This week saw some interesting activity on SpicyIP as well as in the world of IP itself. We began with Gopika informing us about the WIPO-WTO colloquium for teachers of IP. The colloquium was opened to lawyers, researchers, university teachers and economists working in the field. She reports that there are twenty-two places in the colloquium for applicants from developing countries and countries with economies in transition whose travel, accommodation and subsistence costs would be covered by the organizers. Applicants are also required to identify a specific topical IP or legal policy issue that is currently under active debate or review in their country or region on which they can make a short presentation as well as prepare a paper for subsequent publication. The deadline for submitting applications is the 30th of March, 2014.
Following this was a post by Aparajta on parallel imports in which she reports on a recent Delhi High Court judgement that upholds the international exhaustion principle, but still requires the defendant to establish the fact that it had been placed onto a market worldwide and that it was legitimately purchased from that market.
Spadika reported that the Delhi high Court had recently refused an injunction in Living Media Ltd’s (of the “India Today” fame) application for an injunction against Alpha Dealcom restraining them from using the phrase “Today” in the mark “Nation Today”. The Delhi High Court held that there was no prima facie infringement as the usage of the word by the Alpha Dealcom used a visual emphasis on the word “Nation” and not on the phrase “Today” as in the case of Living Media and therefore was not likely to cause confusion in the minds of consumers. Spadika had also posted a Spicyip tidbit about how India was the second largest user of the PCT system among developing countries with more than 200,000 international patent applications being filed in a single year.
I carried a post on a trademark passing off and copyright infringement action between two country liquor distillers. In this case the Bombay High Court followed the test laid down in Cadila Health Care v.
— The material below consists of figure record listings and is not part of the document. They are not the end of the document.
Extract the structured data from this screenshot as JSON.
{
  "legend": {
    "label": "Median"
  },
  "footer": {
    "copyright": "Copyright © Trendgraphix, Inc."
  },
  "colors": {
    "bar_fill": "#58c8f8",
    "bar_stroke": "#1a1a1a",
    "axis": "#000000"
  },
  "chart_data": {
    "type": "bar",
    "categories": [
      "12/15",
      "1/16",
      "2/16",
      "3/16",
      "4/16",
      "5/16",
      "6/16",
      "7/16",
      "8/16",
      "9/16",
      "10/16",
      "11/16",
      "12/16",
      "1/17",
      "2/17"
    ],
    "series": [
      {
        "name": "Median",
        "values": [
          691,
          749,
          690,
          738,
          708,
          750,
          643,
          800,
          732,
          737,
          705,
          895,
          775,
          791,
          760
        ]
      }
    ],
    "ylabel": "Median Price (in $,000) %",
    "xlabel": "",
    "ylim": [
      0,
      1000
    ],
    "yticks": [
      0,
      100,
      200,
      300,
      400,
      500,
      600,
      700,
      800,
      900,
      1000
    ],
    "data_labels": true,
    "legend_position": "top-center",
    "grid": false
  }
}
Cadila Pharmaceuticals and stated that the similarities in a mark ought also be considered and the court must in a claim of passing off consider other factors such as the consumer base who are in this case mostly illiterate people with an imperfect memory and therefore refused to vacate the injunction. I followed this up with a tidbit about the 2015 US News rankings for IP Programs in the US. Stanford University these rankings with Berkley coming in second. George Mason University saw the biggest drop in ranking on the list.
Swaraj’s post, which is was the highlight of the week on Spicyip, was the second part to his series “Taking IP on a Spin”. In this he discussed how certain measures are used to increasingly put pressure on Indian IP by the Big Pharma lobby in the use, and how the Indian IP regime was always portrayed to be “illegal”. He argues that “multi-lateral treaties such as the controversial Trans Pacific Partnership (of which PhRMA and Pfizer were the two biggest lobbyists), bi-lateral agreements such as the EU-India “Free trade” agreement or even the unilateral measures such as the USTR’s Special 301 process – are all much more malleable in terms of deeming India’s policies illegitimate as they all seek to create new norms altogether – norms that have little to no evidence supporting them as being beneficial.” He also adds as an optimistic observation, “a lot more voices have been speaking up more strongly against their factual misrepresentations and pressure tactics that have been used against India’s policies. These voices may not wield the same amount of influence on policy as Big Pharma but it’s getting to a point where it’ll be hard to continually ignore them as well.”
International IP developments
The past week saw a number of prominent developments on the International front as well. The Yale Law School announced that it would be hosting a conference on Innovation Law Beyond IP on the 30th of March. To expand the discussion that would take place on that one day, the blog ‘Balkinization’ announced a symposium to discuss some initial thoughts on the conference papers, and more broadly on how we should define our field as scholars as innovation.
Meanwhile Google claims to have identified the ownership history of Suffolk Technologies LLC that accused the world’s largest search engine’s owner of using its Internet-search technology – Glodman Sachs and previously even British Telecom. This Bloomberg article reveals an increasing worry among large corporations about the practice of other large corporations hiding behind small entities to avoid being counter sued for patent infringement.
The Obama administration in the US claims to have make a last step towards completing privatisation of internet core infrastructure oversight, namely the central root zone of the domain name system.
In a major setback to Myriad Genetics, a company that recently lost litigation to protect its patent over genetic tests to determine Breast Cancer, a federal court denied an injunction against a competitor who was offering a similar test on the basis of infringement of patents not invalidated by the court ruling.
Ruth Okediji from the University of Minnesota Law School and University of Virginia Professor Margo Bagley recently published a book with the OUP called “Patent Law in Global Perspective” containing articles on a wide variety of topics by well-known patent academics including not only Professors Okediji and Bagley but also Rochelle Dreyfuss, Arti Rai, Dan Burk, and Christopher Heath (among many others). This is definitely interesting and worth a read!